“Profoundly disturbing moral choices”

I agree that we can perhaps paint literature or movies in a scale and say this movie is easier to understand or this one does a better job of presenting its themes or whatever but I do not agree with Scorsese and Le Guin with what seems like a black and white division of good art or bad art.

This is where I think you're confused about the issue. This isn't about elitist gatekeeping of what genre is and isn't art. It's about making a distinction between thoughtful storytelling and entertainment storytelling. It's the difference between Transformers and Citizen Kane, both of which were extremely popular.

I was trying to give examples not of hidden gems but of incredibly popular art that was panned by critics but is now considered high art. The classic example of this is Shakespeare which in his time was popular theater like going to a pantomime or musical and is now considered high art. The point being that the value of a piece varies. Perhaps in 500 years endgame will held up and studied in school like we study Shakespeare today. Who knows?

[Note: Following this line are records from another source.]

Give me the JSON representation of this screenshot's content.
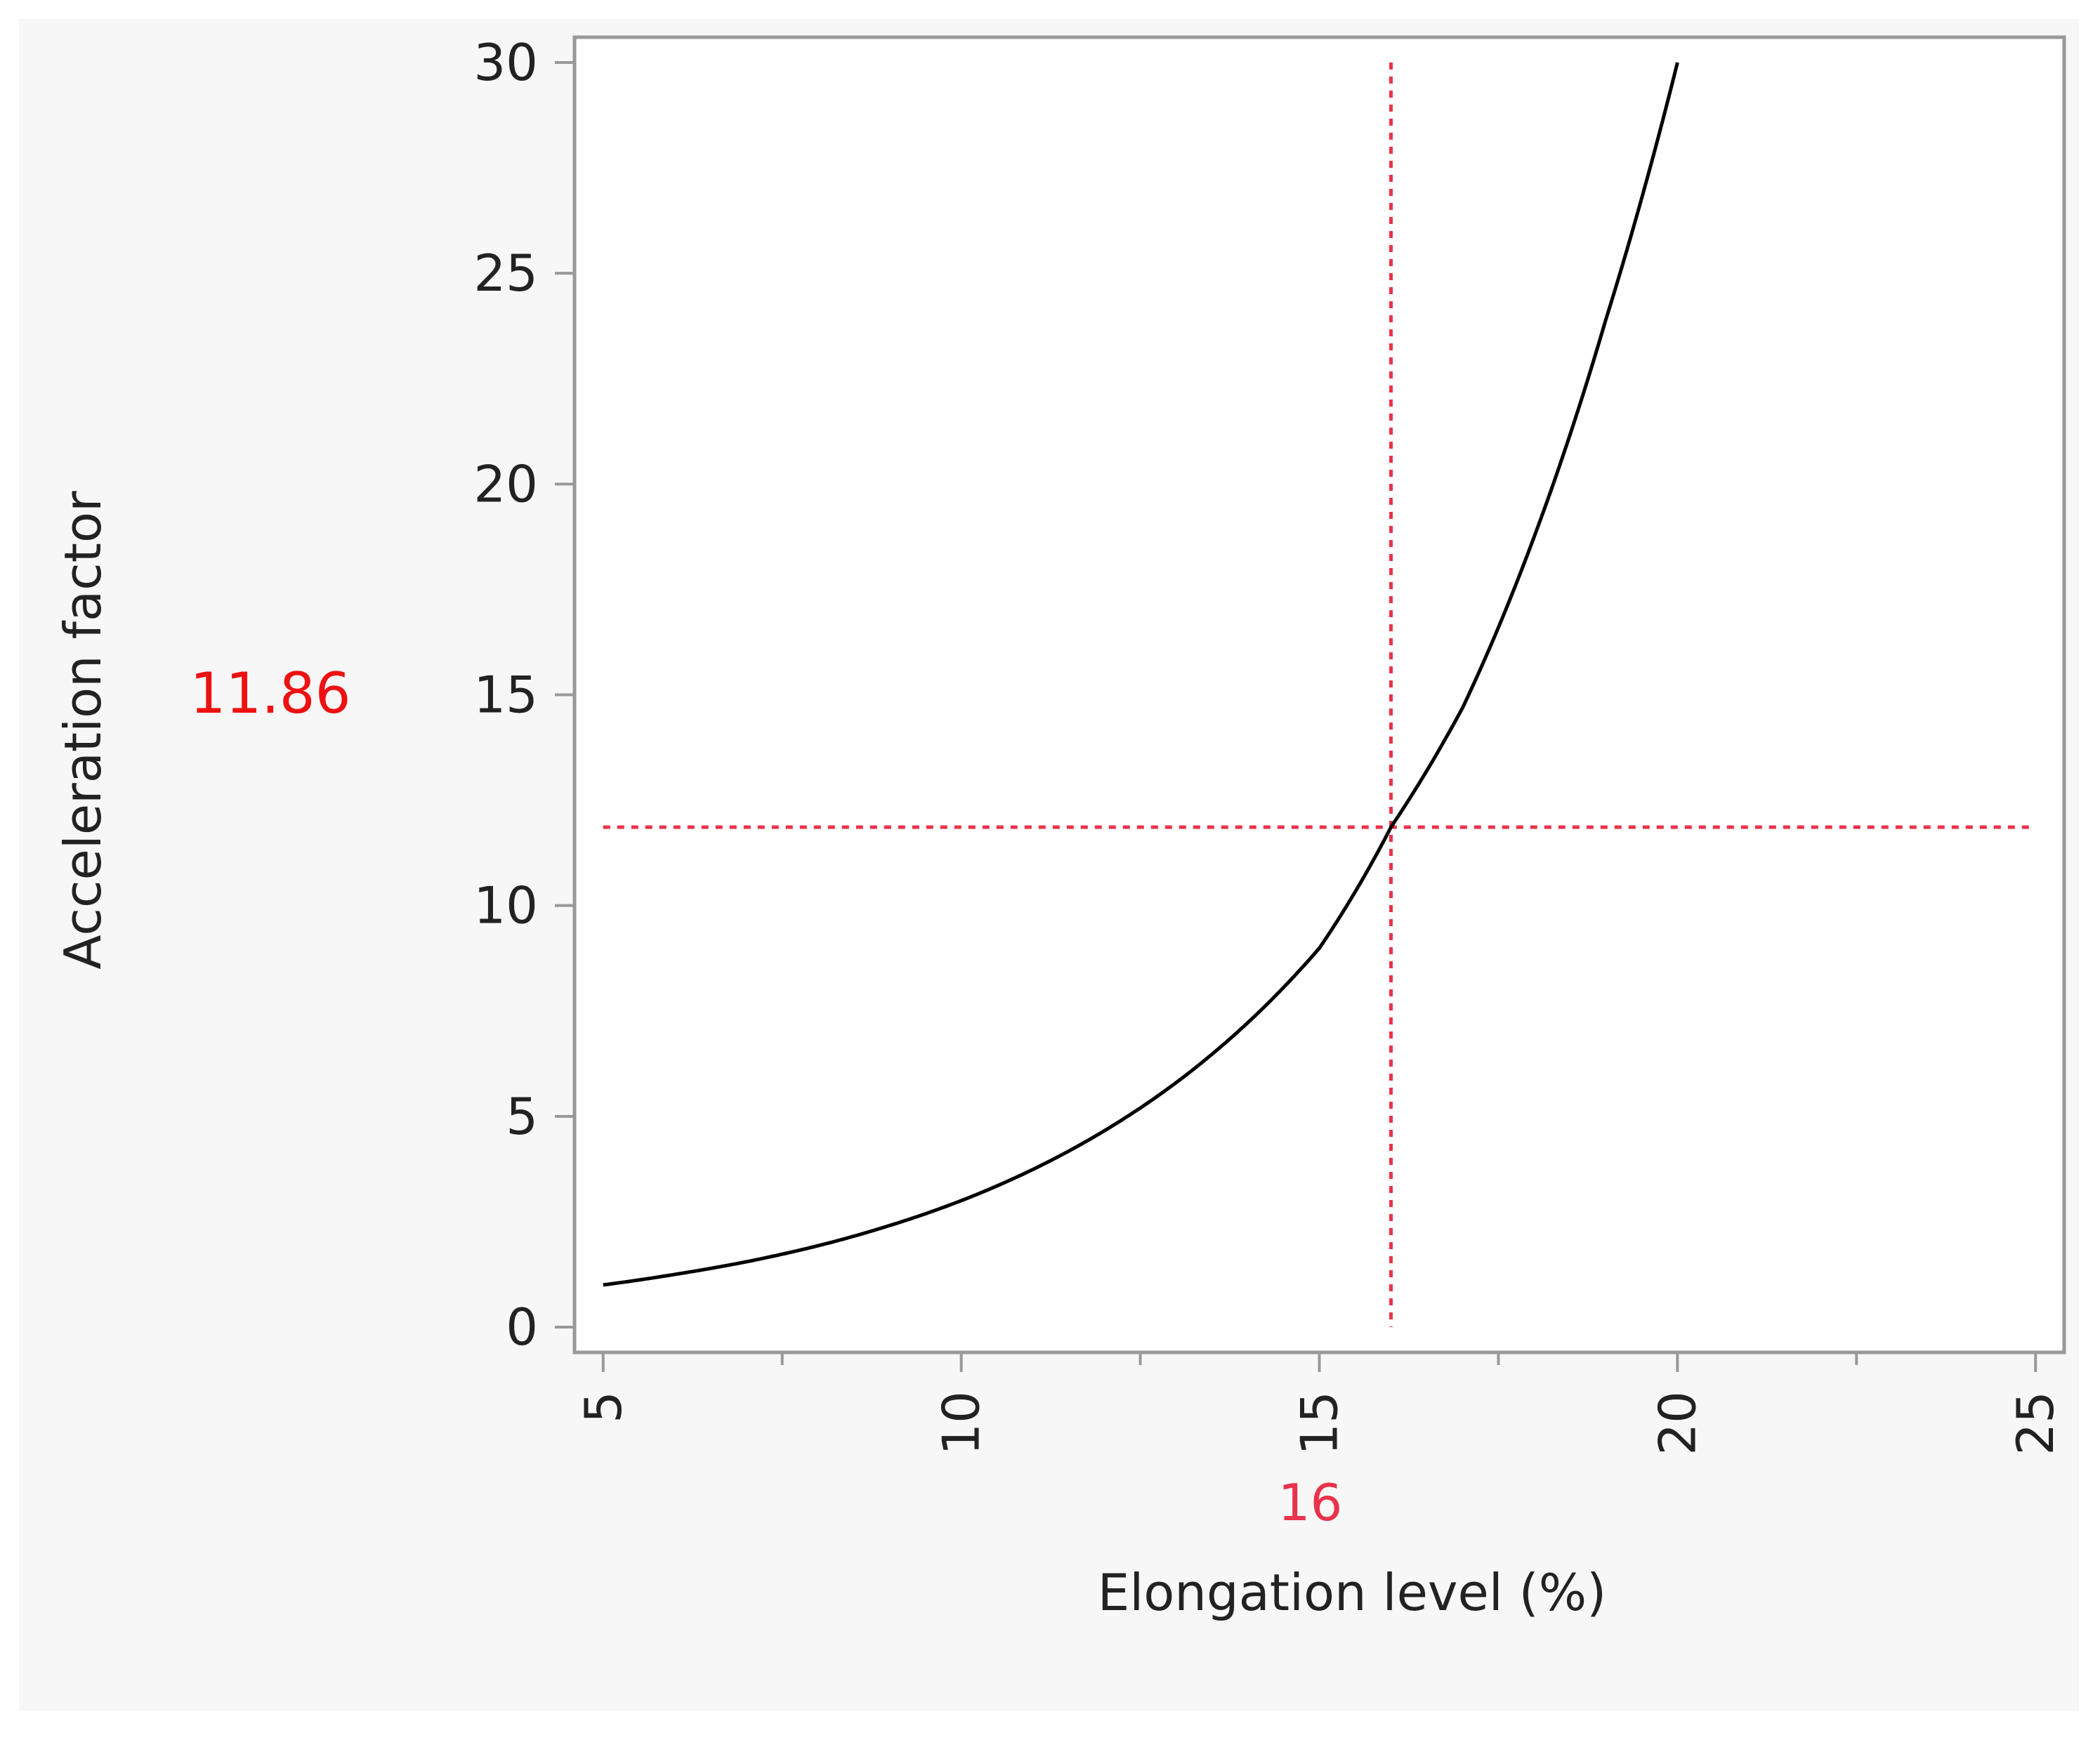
{
  "chart_data": {
    "type": "line",
    "title": "",
    "xlabel": "Elongation level (%)",
    "ylabel": "Acceleration factor",
    "xlim": [
      4.6,
      25.4
    ],
    "ylim": [
      -0.6,
      30.6
    ],
    "x_ticks": [
      "5",
      "10",
      "15",
      "20",
      "25"
    ],
    "y_ticks": [
      "0",
      "5",
      "10",
      "15",
      "20",
      "25",
      "30"
    ],
    "grid": false,
    "legend": "none",
    "series": [
      {
        "color": "#000000",
        "x": [
          5,
          6,
          7,
          8,
          9,
          10,
          11,
          12,
          13,
          14,
          15,
          16,
          17,
          18,
          19,
          20
        ],
        "y": [
          1.0,
          1.25,
          1.55,
          1.93,
          2.41,
          3.0,
          3.74,
          4.66,
          5.8,
          7.22,
          8.99,
          11.86,
          14.69,
          18.75,
          23.9,
          30.0
        ]
      }
    ],
    "crosshair": {
      "x": 16,
      "y": 11.86,
      "x_label": "16",
      "y_label": "11.86",
      "x_label_color": "#e8334a",
      "y_label_color": "#ee1111",
      "line_color": "#e8334a"
    }
  }
}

Shakespeare was not panned in his time. Maybe you're thinking of Chaucer. But, that isn't a good analogy, because those works that you listed were dismissed because of their genre, not their content. A good example of this is Edgar Allen Poe, whose work was dismissed by critics as sensationalist trite, based purely on the fact that they were gothic shorts. Anyone really reading Poe at the time, knew he was great. That isn't the case with the MCU. And that is the odd thing about your argument. I don't think anyone, including the MCU filmmakers would try to claim their movies are of the same storytelling caliber as Scorsese or anything other than entertainment. Note that Scorsese didn't say those movies were "bad." He said they were like a theme park, which is exactly the goal of the MCU filmmakers. They want to make a product that everyone enjoys, not thoughtful storytelling, but entertainment storytelling. Scorsese isn't dismissing a genre, he's criticizing the actual storytelling in the MCU.

Again, I love the MCU. I'm in the process of re-watching the whole series. I also enjoy Warhammer 40K novels. I can enjoy those things and at the same time acknowledge Scorsese's and Le Guin's point.